The Empire Rides Back: Horses and Humans and Resistance in Southern Africa

Friday, January 4, 2013: 3:10 PM
Salon 828 (Sheraton New Orleans)
Sandra Swart, Stellenbosch University
The capacity to dispossess land by means of the dyad of conquest – horses and guns – was at the core of southern Africa’s colonial history. There were strenuous efforts to contain the horse within the colonial grasp. However, this paper shows that these attempts failed. Horses were to become pivotal in the defining processes of the nineteenth century, which saw societal convulsions, conflicts and reorganisations. Chiefdoms broke apart, migrated and merged. The human contours shifted, as smaller family-based communities were transformed into larger militarised proto-states. An escalating arms race ensued, with ever-increasing efficiency in killing. This paper looks at how horses were wrested from the grasp of white hands and how they  were used to resist colonial incursions and indigenous threats by improving military capacity and integration into the regional cash economy, creating conditions favourable to the complex processes of state building.

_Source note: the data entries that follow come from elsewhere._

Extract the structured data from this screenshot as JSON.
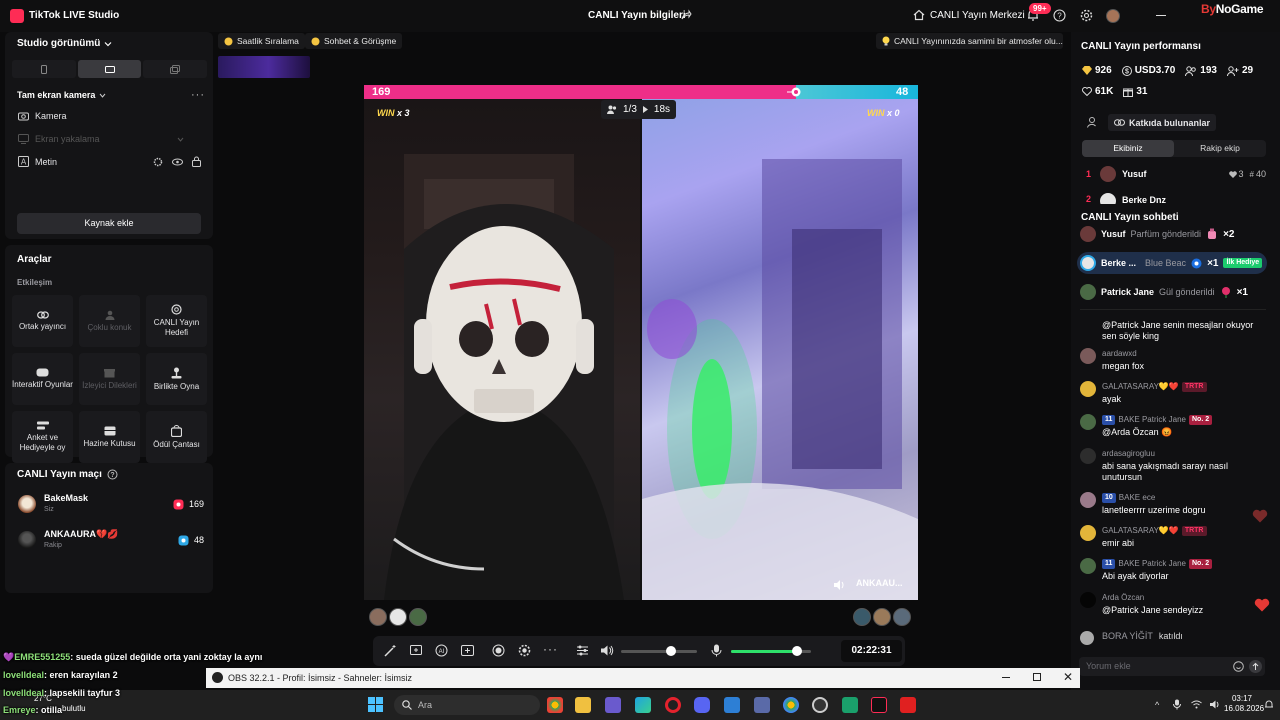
{
  "titlebar": {
    "app_name": "TikTok LIVE Studio",
    "center_title": "CANLI Yayın bilgileri",
    "live_center": "CANLI Yayın Merkezi",
    "notif_count": "99+",
    "watermark_a": "By",
    "watermark_b": "NoGame"
  },
  "left": {
    "studio_view": "Studio görünümü",
    "scene_title": "Tam ekran kamera",
    "sources": [
      {
        "label": "Kamera",
        "icon": "camera-icon"
      },
      {
        "label": "Ekran yakalama",
        "icon": "monitor-icon"
      },
      {
        "label": "Metin",
        "icon": "text-icon"
      }
    ],
    "add_source": "Kaynak ekle",
    "tools_title": "Araçlar",
    "tools_sub": "Etkileşim",
    "tools": [
      {
        "label": "Ortak yayıncı",
        "icon": "link-icon"
      },
      {
        "label": "Çoklu konuk",
        "icon": "group-icon"
      },
      {
        "label": "CANLI Yayın Hedefi",
        "icon": "target-icon"
      },
      {
        "label": "İnteraktif Oyunlar",
        "icon": "gamepad-icon"
      },
      {
        "label": "İzleyici Dilekleri",
        "icon": "gift-icon"
      },
      {
        "label": "Birlikte Oyna",
        "icon": "joystick-icon"
      },
      {
        "label": "Anket ve Hediyeyle oy",
        "icon": "poll-icon"
      },
      {
        "label": "Hazine Kutusu",
        "icon": "chest-icon"
      },
      {
        "label": "Ödül Çantası",
        "icon": "bag-icon"
      }
    ],
    "match_title": "CANLI Yayın maçı",
    "match": [
      {
        "name": "BakeMask",
        "role": "Siz",
        "score": "169",
        "color": "#fe2c55"
      },
      {
        "name": "ANKAAURA💔💋",
        "role": "Rakip",
        "score": "48",
        "color": "#2ea8e6"
      }
    ]
  },
  "top": {
    "chip1": "Saatlik Sıralama",
    "chip2": "Sohbet & Görüşme",
    "chip3": "CANLI Yayınınızda samimi bir atmosfer olu..."
  },
  "battle": {
    "score_left": "169",
    "score_right": "48",
    "win_left_a": "WIN",
    "win_left_b": "x 3",
    "win_right_a": "WIN",
    "win_right_b": "x 0",
    "round": "1/3",
    "time_left": "18s",
    "opponent": "ANKAAU...",
    "left_share": 0.78
  },
  "controls": {
    "clock": "02:22:31",
    "volume": 0.66,
    "mic": 0.82
  },
  "right": {
    "perf_title": "CANLI Yayın performansı",
    "stats": [
      {
        "icon": "diamond-icon",
        "value": "926"
      },
      {
        "icon": "dollar-icon",
        "value": "USD3.70"
      },
      {
        "icon": "people-icon",
        "value": "193"
      },
      {
        "icon": "user-add-icon",
        "value": "29"
      },
      {
        "icon": "heart-icon",
        "value": "61K"
      },
      {
        "icon": "gift-icon",
        "value": "31"
      }
    ],
    "contributors": "Katkıda bulunanlar",
    "tab_ours": "Ekibiniz",
    "tab_rival": "Rakip ekip",
    "rank": [
      {
        "n": "1",
        "name": "Yusuf",
        "hearts": "3",
        "gifts": "40"
      },
      {
        "n": "2",
        "name": "Berke Dnz"
      }
    ],
    "chat_title": "CANLI Yayın sohbeti",
    "gifts": [
      {
        "name": "Yusuf",
        "text": "Parfüm gönderildi",
        "count": "×2"
      },
      {
        "name": "Berke ...",
        "text": "Blue Beac",
        "count": "×1",
        "tag": "İlk Hediye"
      },
      {
        "name": "Patrick Jane",
        "text": "Gül gönderildi",
        "count": "×1"
      }
    ],
    "messages": [
      {
        "user": "",
        "text": "@Patrick Jane senin mesajları okuyor sen söyle king"
      },
      {
        "user": "aardawxd",
        "text": "megan fox"
      },
      {
        "user": "GALATASARAY💛❤️",
        "text": "ayak"
      },
      {
        "user": "BAKE Patrick Jane",
        "lvl": "11",
        "rank": "No. 2",
        "text": "@Arda Özcan 😡"
      },
      {
        "user": "ardasagirogluu",
        "text": "abi sana yakışmadı sarayı nasıl unutursun"
      },
      {
        "user": "BAKE ece",
        "lvl": "10",
        "text": "lanetleerrrr uzerime dogru"
      },
      {
        "user": "GALATASARAY💛❤️",
        "text": "emir abi"
      },
      {
        "user": "BAKE Patrick Jane",
        "lvl": "11",
        "rank": "No. 2",
        "text": "Abi ayak diyorlar"
      },
      {
        "user": "Arda Özcan",
        "text": "@Patrick Jane sendeyizz"
      },
      {
        "user": "BORA YİĞİT",
        "text": "katıldı"
      }
    ],
    "chat_placeholder": "Yorum ekle"
  },
  "overlay": [
    {
      "user": "EMRE551255",
      "text": "sueda güzel değilde orta yani zoktay la aynı"
    },
    {
      "user": "lovelldeal",
      "text": "eren karayılan 2"
    },
    {
      "user": "lovelldeal",
      "text": "lapsekili tayfur 3"
    },
    {
      "user": "Emreye",
      "text": "otilla"
    }
  ],
  "obs": {
    "title": "OBS 32.2.1 - Profil: İsimsiz - Sahneler: İsimsiz"
  },
  "taskbar": {
    "weather": "27°C",
    "weather_sub": "bulutlu",
    "search": "Ara",
    "time": "03:17",
    "date": "16.08.2026"
  }
}
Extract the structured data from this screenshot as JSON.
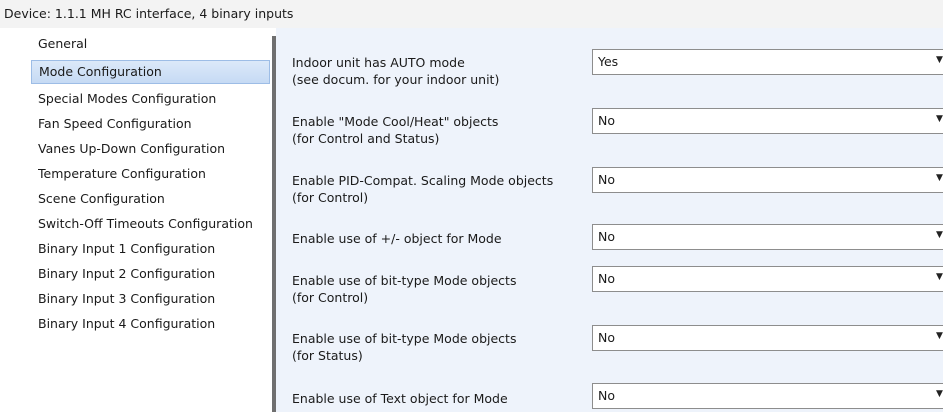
{
  "header": {
    "title": "Device: 1.1.1  MH RC interface, 4 binary inputs"
  },
  "sidebar": {
    "items": [
      {
        "label": "General",
        "selected": false
      },
      {
        "label": "Mode Configuration",
        "selected": true
      },
      {
        "label": "Special Modes Configuration",
        "selected": false
      },
      {
        "label": "Fan Speed Configuration",
        "selected": false
      },
      {
        "label": "Vanes Up-Down Configuration",
        "selected": false
      },
      {
        "label": "Temperature Configuration",
        "selected": false
      },
      {
        "label": "Scene Configuration",
        "selected": false
      },
      {
        "label": "Switch-Off Timeouts Configuration",
        "selected": false
      },
      {
        "label": "Binary Input 1 Configuration",
        "selected": false
      },
      {
        "label": "Binary Input 2 Configuration",
        "selected": false
      },
      {
        "label": "Binary Input 3 Configuration",
        "selected": false
      },
      {
        "label": "Binary Input 4 Configuration",
        "selected": false
      }
    ]
  },
  "params": [
    {
      "line1": "Indoor unit has AUTO mode",
      "line2": "(see docum. for your indoor unit)",
      "value": "Yes"
    },
    {
      "line1": "Enable \"Mode Cool/Heat\" objects",
      "line2": "(for Control and Status)",
      "value": "No"
    },
    {
      "line1": "Enable PID-Compat. Scaling Mode objects",
      "line2": "(for Control)",
      "value": "No"
    },
    {
      "line1": "Enable use of +/- object for Mode",
      "line2": "",
      "value": "No"
    },
    {
      "line1": "Enable use of bit-type Mode objects",
      "line2": "(for Control)",
      "value": "No"
    },
    {
      "line1": "Enable use of bit-type Mode objects",
      "line2": "(for Status)",
      "value": "No"
    },
    {
      "line1": "Enable use of Text object for Mode",
      "line2": "",
      "value": "No"
    }
  ],
  "icons": {
    "dropdown": "chevron-down-icon"
  },
  "colors": {
    "selection": "#c6daf4",
    "content_bg": "#eef3fb",
    "splitter": "#6f6f6f"
  }
}
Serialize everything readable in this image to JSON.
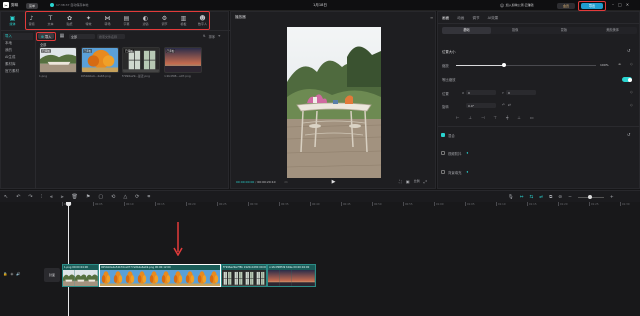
{
  "app": {
    "logo_text": "剪映",
    "menu_label": "菜单",
    "autosave_text": "17:38:37 自动保存本地",
    "project_title": "1月18日",
    "share_label": "加入剪映公测,云赚钱",
    "vip_label": "会员",
    "export_label": "导出"
  },
  "toolbar": [
    {
      "icon": "media-icon",
      "label": "媒体",
      "active": true
    },
    {
      "icon": "audio-icon",
      "label": "音频"
    },
    {
      "icon": "text-icon",
      "label": "文本"
    },
    {
      "icon": "sticker-icon",
      "label": "贴纸"
    },
    {
      "icon": "effects-icon",
      "label": "特效"
    },
    {
      "icon": "transition-icon",
      "label": "转场"
    },
    {
      "icon": "caption-icon",
      "label": "字幕"
    },
    {
      "icon": "filter-icon",
      "label": "滤镜"
    },
    {
      "icon": "adjust-icon",
      "label": "调节"
    },
    {
      "icon": "template-icon",
      "label": "模板"
    },
    {
      "icon": "digital-human-icon",
      "label": "数字人"
    }
  ],
  "sidebar": {
    "items": [
      {
        "label": "导入",
        "active": true
      },
      {
        "label": "本地"
      },
      {
        "label": "我的"
      },
      {
        "label": "AI生成"
      },
      {
        "label": "素材库"
      },
      {
        "label": "官方素材"
      }
    ]
  },
  "media": {
    "import_label": "导入",
    "filter_label": "全部",
    "search_placeholder": "搜索文件名称",
    "sort_label": "排序",
    "all_label": "全部",
    "items": [
      {
        "name": "1.png",
        "badge": "已添加",
        "kind": "terrace"
      },
      {
        "name": "005bb0a4...4a63.png",
        "badge": "已添加",
        "kind": "autumn"
      },
      {
        "name": "f7996a29...最近.png",
        "badge": "已添加",
        "kind": "window"
      },
      {
        "name": "cc2b4f98...e97.png",
        "badge": "已添加",
        "kind": "sunset"
      }
    ]
  },
  "player": {
    "title": "播放器",
    "current_time": "00:00:00:00",
    "total_time": "00:00:20:10",
    "ratio_label": "比例"
  },
  "inspector": {
    "tabs": [
      {
        "label": "画面",
        "active": true
      },
      {
        "label": "动画"
      },
      {
        "label": "调节"
      },
      {
        "label": "AI效果"
      }
    ],
    "subtabs": [
      {
        "label": "基础",
        "active": true
      },
      {
        "label": "抠像"
      },
      {
        "label": "蒙版"
      },
      {
        "label": "美颜美体"
      }
    ],
    "section_position": "位置大小",
    "scale_label": "缩放",
    "scale_value": "100%",
    "lock_ratio_label": "等比缩放",
    "position_label": "位置",
    "position_x": "0",
    "position_y": "0",
    "rotate_label": "旋转",
    "rotate_value": "0.0°",
    "blend_label": "混合",
    "stabilize_label": "视频防抖",
    "section_bg": "背景填充"
  },
  "timeline": {
    "ruler": [
      "00:00",
      "00:05",
      "00:10",
      "00:15",
      "00:20",
      "00:25",
      "00:30",
      "00:35",
      "00:40",
      "00:45",
      "00:50",
      "00:55",
      "01:00",
      "01:05",
      "01:10",
      "01:15",
      "01:20",
      "01:25",
      "01:30"
    ],
    "track_label": "封面",
    "clips": [
      {
        "name": "1.png 00:00:04:00",
        "kind": "terrace"
      },
      {
        "name": "005bb0a4e54b76ca9777e8b4a6ab9.png 00:00:12:00",
        "kind": "autumn"
      },
      {
        "name": "f7996a29e7f8b 1920x1080 00:00:04:00",
        "kind": "window"
      },
      {
        "name": "cc2b4f98fd9 6b9e 00:00:04:00",
        "kind": "sunset"
      }
    ]
  },
  "colors": {
    "accent": "#2ad4d0",
    "highlight": "#e23b3b",
    "export_bg": "#1f9ecf"
  }
}
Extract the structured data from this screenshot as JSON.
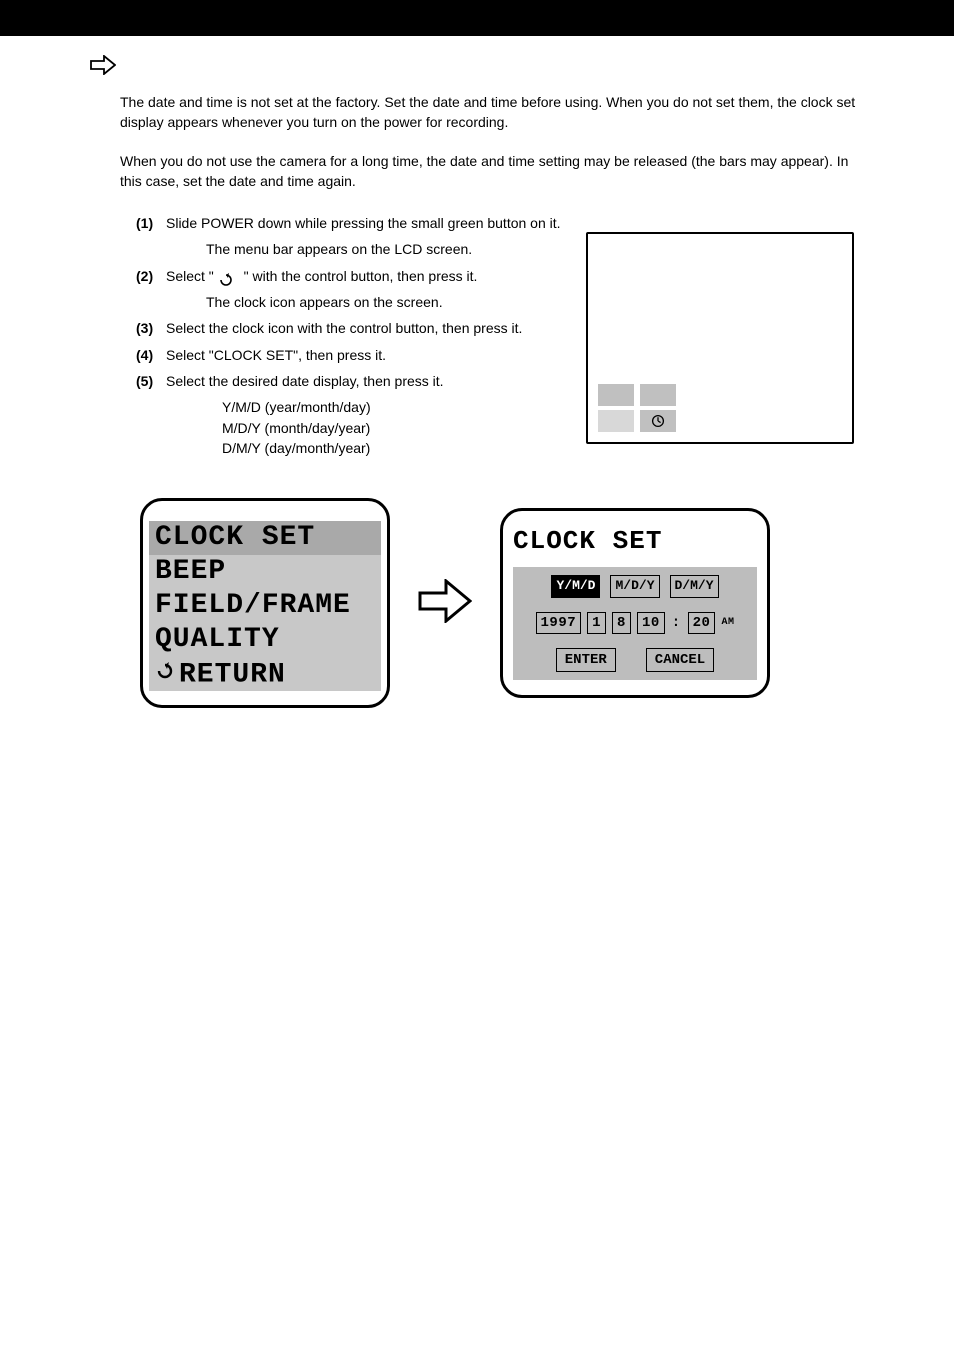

A prevailing trope in environmental history has been how domestic animals aided human invaders in suppressing indigenous societies. The history of African reactions to the horse – even in this circumscribed telling – perhaps demonstrates a less imperialist side to ‘invasive’ species, or at least presents a much more complicated and shifting picture. Looking to imperial history and its ecological disruptions and focusing explicitly on the material contexts of the violence (both physical and figurative) that is connected to horses must not blind one to their role in resistance. This paper will argue that horses served to represent an early attempt at symbolic and intellectual resistance to the colonial metropole. With the undeniable military advantage they lent the emerging state that allowed it to take on encroaching neighbouring powers, including imperial Britain, leads one to ask: Was the horse not merely an instrument of ecological imperialism, as Crosby suggests, but also an instrument of resistance?